To enable Active Directory Lightweight Directory Services (AD LDS) to run under a managed service account, you need to install and configure the managed service account on the computer that will host AD LDS. For basic procedures for installing a managed service account, see the Service Accounts Step-by-Step Guide. After you have installed the managed service account on the computer hosting AD LS, you must complete the following procedure.

  1. Open the PowerShell module for Active Directory Domain Services (AD DS), and run the following cmdlet: Install-ADServiceAccount <ManagedServiceAccountName>.

    noteNote
    For information about installing and using the PowerShell module for AD DS, see the Service Accounts Step-by-Step Guide.

  2. Stop the AD LDS service, either by using the Services snap-in console or by running the following cmdlet: Stop-Service ADAM_<InstanceName>.

  3. Grant the managed service account Read and Write permissions to the AD LDS data and log folders and to the directory information tree (DIT) file.

    TipTip
    If this is a typical installation, you will apply these permissions to the folder %ProgramFiles%\Microsoft AD LDS\<InstanceName>\data and all files within this folder.

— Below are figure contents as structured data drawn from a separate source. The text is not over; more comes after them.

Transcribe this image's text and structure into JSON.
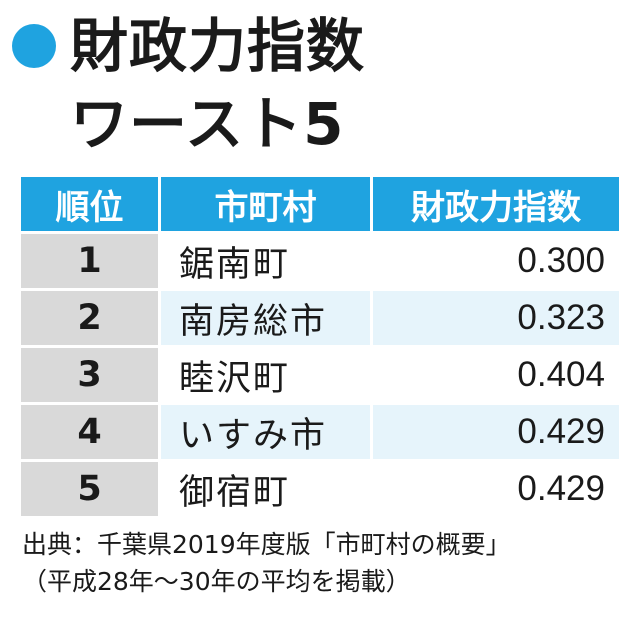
{
  "title": {
    "line1": "財政力指数",
    "line2": "ワースト5",
    "bullet_color": "#1fa3e0"
  },
  "table": {
    "headers": [
      "順位",
      "市町村",
      "財政力指数"
    ],
    "header_color": "#1fa3e0",
    "rows": [
      {
        "rank": "1",
        "name": "鋸南町",
        "value": "0.300"
      },
      {
        "rank": "2",
        "name": "南房総市",
        "value": "0.323"
      },
      {
        "rank": "3",
        "name": "睦沢町",
        "value": "0.404"
      },
      {
        "rank": "4",
        "name": "いすみ市",
        "value": "0.429"
      },
      {
        "rank": "5",
        "name": "御宿町",
        "value": "0.429"
      }
    ]
  },
  "source": {
    "line1": "出典：千葉県2019年度版「市町村の概要」",
    "line2": "（平成28年～30年の平均を掲載）"
  }
}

  4. Grant the managed service account Allow permissions to the registry key \HKEY_LOCAL_MACHINE\System\CurrentControlSet\Services\ADAM_<InstanceName> and to these subkeys:

    • Query Value

    • Enumerate Subkeys

    • Notify

    • Read Control

  5. Grant the managed service account Full Control permissions to the registry key \HKEY_LOCAL_MACHINE\System\CurrentControlSet\Services\ADAM_<InstanceName>\Parameters.

  6. Grant Backup permissions for the managed service account to the Volume Shadow Copy (VSS) service. To do this, go to \HKEY_LOCAL_MACHINE\System\CurrentControlSet\Services\VSS\VssAccessControl, and create a registry entry with $ appended to the account name.

    TipTip
    For example, if the managed service account in domain MyDomain is MyMSA, the registry entry name should be MyDomain\MyMSA$.

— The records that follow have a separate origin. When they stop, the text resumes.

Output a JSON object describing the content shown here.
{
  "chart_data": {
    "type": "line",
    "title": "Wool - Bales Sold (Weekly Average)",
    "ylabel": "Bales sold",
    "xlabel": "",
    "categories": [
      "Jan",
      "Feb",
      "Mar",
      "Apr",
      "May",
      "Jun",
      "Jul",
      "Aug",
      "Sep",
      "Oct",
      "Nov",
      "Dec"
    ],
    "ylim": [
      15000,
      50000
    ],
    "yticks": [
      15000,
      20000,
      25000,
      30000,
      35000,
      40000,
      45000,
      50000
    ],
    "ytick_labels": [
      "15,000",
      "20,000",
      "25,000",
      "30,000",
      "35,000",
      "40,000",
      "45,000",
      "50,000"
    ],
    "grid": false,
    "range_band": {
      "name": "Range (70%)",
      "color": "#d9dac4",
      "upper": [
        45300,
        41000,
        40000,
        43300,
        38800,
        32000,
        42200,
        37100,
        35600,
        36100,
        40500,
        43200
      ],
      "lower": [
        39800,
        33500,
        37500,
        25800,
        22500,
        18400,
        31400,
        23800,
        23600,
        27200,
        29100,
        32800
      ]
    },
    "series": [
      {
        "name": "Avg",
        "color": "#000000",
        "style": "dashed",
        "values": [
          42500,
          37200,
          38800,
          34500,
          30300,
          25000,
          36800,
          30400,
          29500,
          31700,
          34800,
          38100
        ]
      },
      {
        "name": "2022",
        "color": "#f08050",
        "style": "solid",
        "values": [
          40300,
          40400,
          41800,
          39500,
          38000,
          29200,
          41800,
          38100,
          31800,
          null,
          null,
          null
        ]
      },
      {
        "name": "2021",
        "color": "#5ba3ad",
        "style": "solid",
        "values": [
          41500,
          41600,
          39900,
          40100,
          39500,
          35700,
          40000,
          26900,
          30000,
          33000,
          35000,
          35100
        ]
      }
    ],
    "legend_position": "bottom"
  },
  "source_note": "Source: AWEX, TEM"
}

  7. Set the value of this registry entry to 1.

    noteNote
    For VSS security considerations see Security Considerations for Writers.

  8. Add security audit permissions to the managed service account by following the steps in Event ID 2521 — Auditing.

  9. Select the computer object in AD LDS, and assign Create child and Delete child rights to the managed service account. This allows AD LDS to create service connection point objects.

    noteNote
    For more information about service connection point objects and AD LDS, see Administering AD LDS Service Publication.

  10. Open the Services snap-in console, right-click the service to be used with the managed service account, and click Properties.

  11. Click the Log On tab, click This account, and type the name of the managed service account in the format domainname\accountname or click Browse to search for the account. Confirm that the password field is blank, and then click OK.

  12. Start the <InstanceName> service by running Start-Service ADAM_<InstanceName> or by starting the service in the Services snap-in console.